Ex-líder do Partido dos Trabalhadores (PT) na Câmara, o deputado federal Lindbergh Farias (RJ), protocolou nesta terça-feira, 18, representação no Tribunal Superior Eleitoral (TSE) contra o ex-ministro do Turismo Gilson Machado Neto (Podemos-PE) e o senador Flávio Bolsonaro (PL-RJ) por suposta prática de propaganda eleitoral antecipada.
Na ação, com pedido de liminar, o parlamentar cita vídeo publicado por Gilson nas redes sociais, no qual aparece afixando adesivos com a frase “O Nordeste está com Flávio Bolsonaro 2026”, acompanhada da imagem do senador. Durante a gravação, segundo a representação, o ex-ministro afirma: “Vou eleger o homem. Nosso presidente”.
“A mensagem veiculada não deixa margem a dúvida quanto ao seu objetivo: promover, perante o eleitorado, a futura candidatura do segundo representado à Presidência da República, associando seu nome, imagem e identidade política ao pleito eleitoral vindouro”, argumenta Lindbergh na peça.
O deputado ainda afirma que o ato “transcende esfera abstrata do debate político e materializa verdadeira ação de campanha eleitoral” por meio da distribuição de adesivos e da ampla divulgação nas redes.
Procurados, Gilson Machado Neto e Flávio Bolsonaro não se manifestaram. O espaço segue aberto.
O parlamentar pede ao TSE urgência para a remoção, em até 24 horas, de todo o conteúdo considerado irregular, a proibição de novas divulgações do material e a fixação de multa diária mínima de R$ 10 mil em caso de descumprimento. No mérito, pede o reconhecimento da prática de propaganda antecipada, com aplicação de multa individual aos dois representados.
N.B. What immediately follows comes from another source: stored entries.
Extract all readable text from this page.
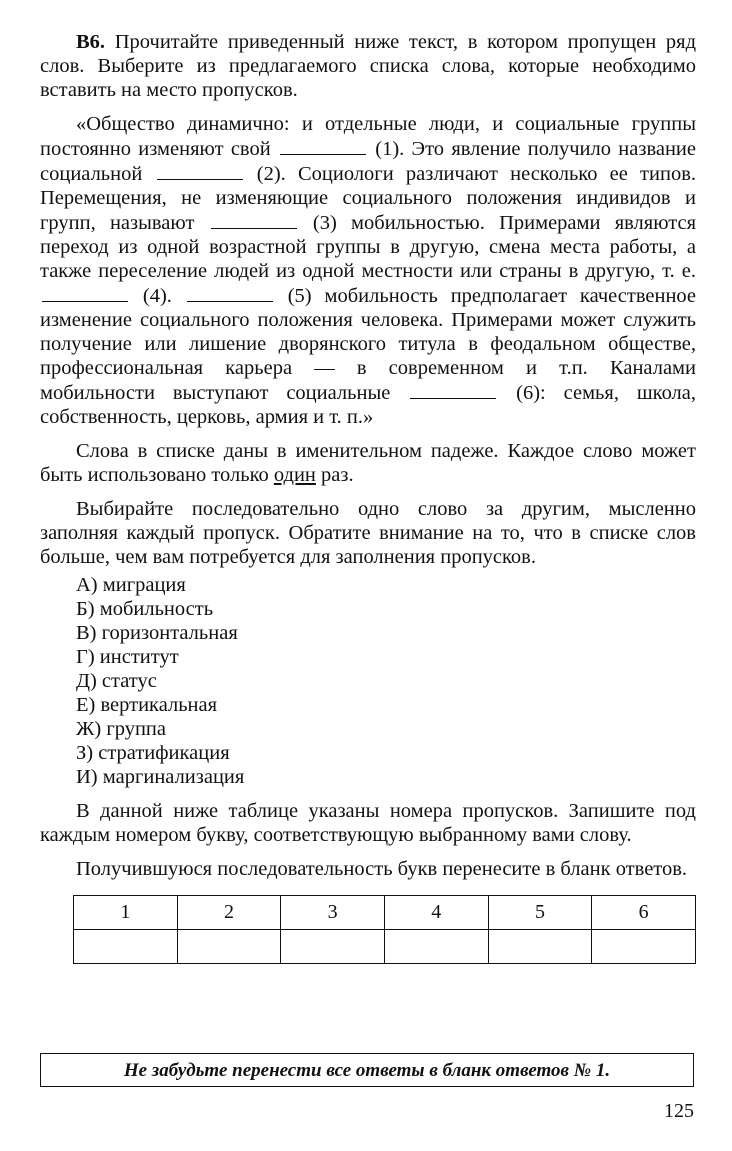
В6. Прочитайте приведенный ниже текст, в котором пропущен ряд слов. Выберите из предлагаемого списка слова, которые необходимо вставить на место пропусков.

«Общество динамично: и отдельные люди, и социальные группы постоянно изменяют свой	(1). Это явление получило название социальной	(2). Социологи различают несколько ее типов. Перемещения, не изменяющие социального положения индивидов и групп, называют	(3) мобильностью. Примерами являются переход из одной возрастной группы в другую, смена места работы, а также переселение людей из одной местности или страны в другую, т. е.  (4).	(5) мобильность предполагает качественное изменение социального положения человека. Примерами может служить получение или лишение дворянского титула в феодальном обществе, профессиональная карьера — в современном и т.п. Каналами мобильности выступают социальные	(6): семья, школа, собственность, церковь, армия и т. п.»

Слова в списке даны в именительном падеже. Каждое слово может быть использовано только один раз.

Выбирайте последовательно одно слово за другим, мысленно заполняя каждый пропуск. Обратите внимание на то, что в списке слов больше, чем вам потребуется для заполнения пропусков.

А) миграция
Б) мобильность
В) горизонтальная
Г) институт
Д) статус
Е) вертикальная
Ж) группа
З) стратификация
И) маргинализация

В данной ниже таблице указаны номера пропусков. Запишите под каждым номером букву, соответствующую выбранному вами слову.

Получившуюся последовательность букв перенесите в бланк ответов.

1	2	3	4	5	6

Не забудьте перенести все ответы в бланк ответов № 1.
125
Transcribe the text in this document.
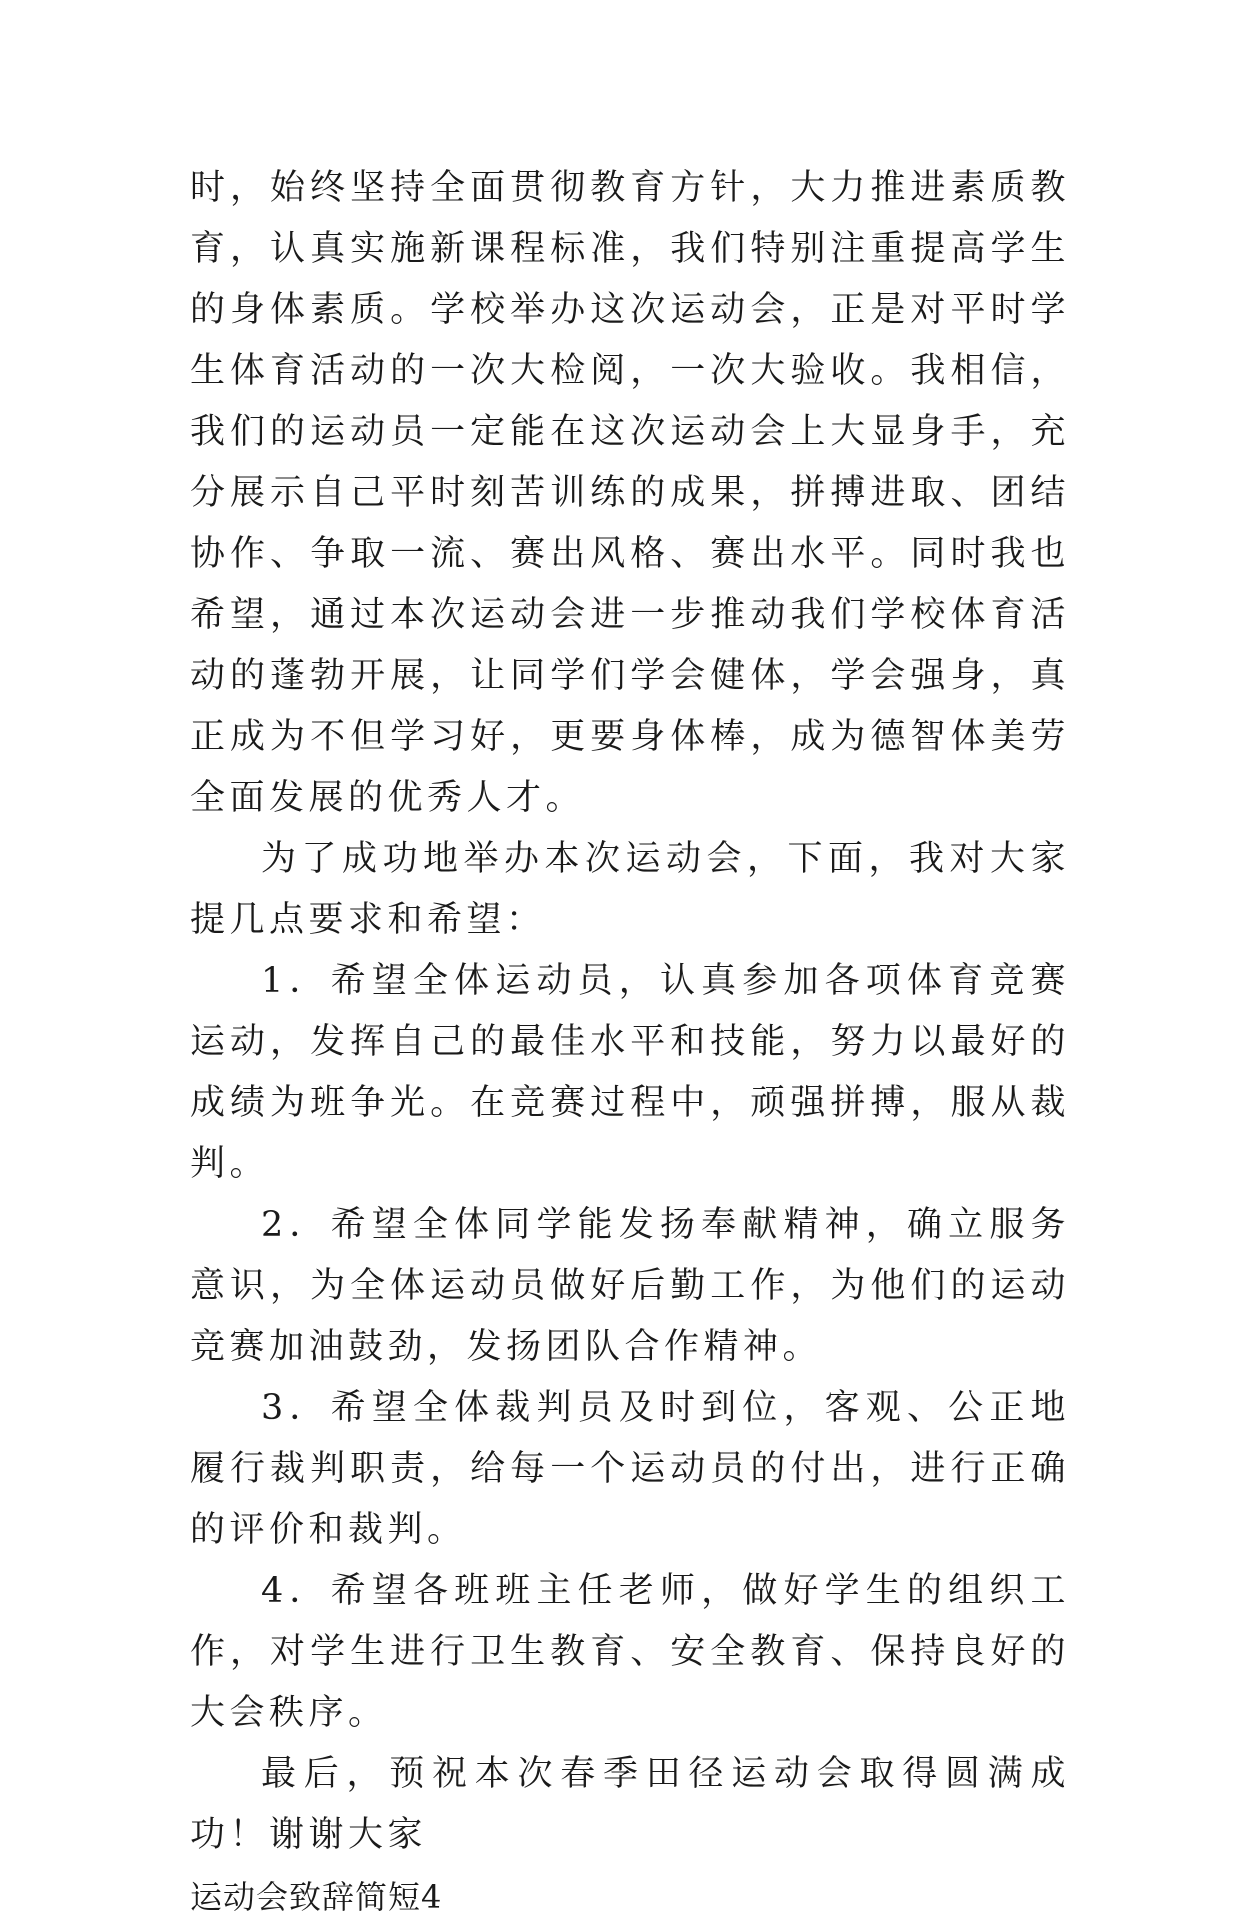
时，始终坚持全面贯彻教育方针，大力推进素质教育，认真实施新课程标准，我们特别注重提高学生的身体素质。学校举办这次运动会，正是对平时学生体育活动的一次大检阅，一次大验收。我相信，我们的运动员一定能在这次运动会上大显身手，充分展示自己平时刻苦训练的成果，拼搏进取、团结协作、争取一流、赛出风格、赛出水平。同时我也希望，通过本次运动会进一步推动我们学校体育活动的蓬勃开展，让同学们学会健体，学会强身，真正成为不但学习好，更要身体棒，成为德智体美劳全面发展的优秀人才。

为了成功地举办本次运动会，下面，我对大家提几点要求和希望：

1．希望全体运动员，认真参加各项体育竞赛运动，发挥自己的最佳水平和技能，努力以最好的成绩为班争光。在竞赛过程中，顽强拼搏，服从裁判。

2．希望全体同学能发扬奉献精神，确立服务意识，为全体运动员做好后勤工作，为他们的运动竞赛加油鼓劲，发扬团队合作精神。

3．希望全体裁判员及时到位，客观、公正地履行裁判职责，给每一个运动员的付出，进行正确的评价和裁判。

4．希望各班班主任老师，做好学生的组织工作，对学生进行卫生教育、安全教育、保持良好的大会秩序。

最后，预祝本次春季田径运动会取得圆满成功！谢谢大家

运动会致辞简短4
A representação também solicita o envio do caso ao Ministério Público Eleitoral (MPE) para apuração de eventual abuso de poder político e uso indevido dos meios de comunicação. O deputado sustenta que, por se tratar de ex-ministro de Estado e aliado político direto do senador, a conduta teria potencial de influenciar o eleitorado e desequilibrar a disputa antes do período permitido para propaganda eleitoral.
Ex-ministro sanfoneiro filia-se ao Podemos
Gilson Machado Neto oficializou na última sexta-feira, 13, sua filiação ao Podemos e fez críticas à antiga sigla, o Partido Liberal (PL). Durante discurso no evento de filiação, afirmou que “a direita não tem dono”, em referência ao PL. Segundo ele, recebeu “carta branca” do Podemos para apoiar a campanha de Flávio Bolsonaro à Presidência.
Quando anunciou sua desfiliação do PL, em janeiro, Machado havia afirmado que seguiria na disputa por uma vaga no Senado por Pernambuco. Como mostrou o Estadão, o PL vivia uma disputa interna entre o presidente estadual da legenda, Anderson Ferreira, e Gilson Machado para definir quem seria o candidato ao Senado. Com a saída de Machado, o dirigente partidário deve ser o escolhido.
Gilson Machado é aliado próximo do ex-presidente Jair Bolsonaro, de quem se aproximou ainda em 2018. Foi secretário do Ministério do Meio Ambiente durante a gestão do ex-presidente e, em maio de 2019, foi indicado para a presidência da Embratur, ficando à frente da estatal por mais de um ano.
Machado ganhou destaque por aparecer tocando sanfona em lives de Bolsonaro durante a pandemia de covid-19. O ex-ministro é sanfoneiro, já gravou com nomes como Zé Ramalho e atua na banda Brucelose até hoje. Ele também já deu aulas do instrumento para Bolsonaro. Em dezembro de 2020, foi remanejado para o Ministério do Turismo.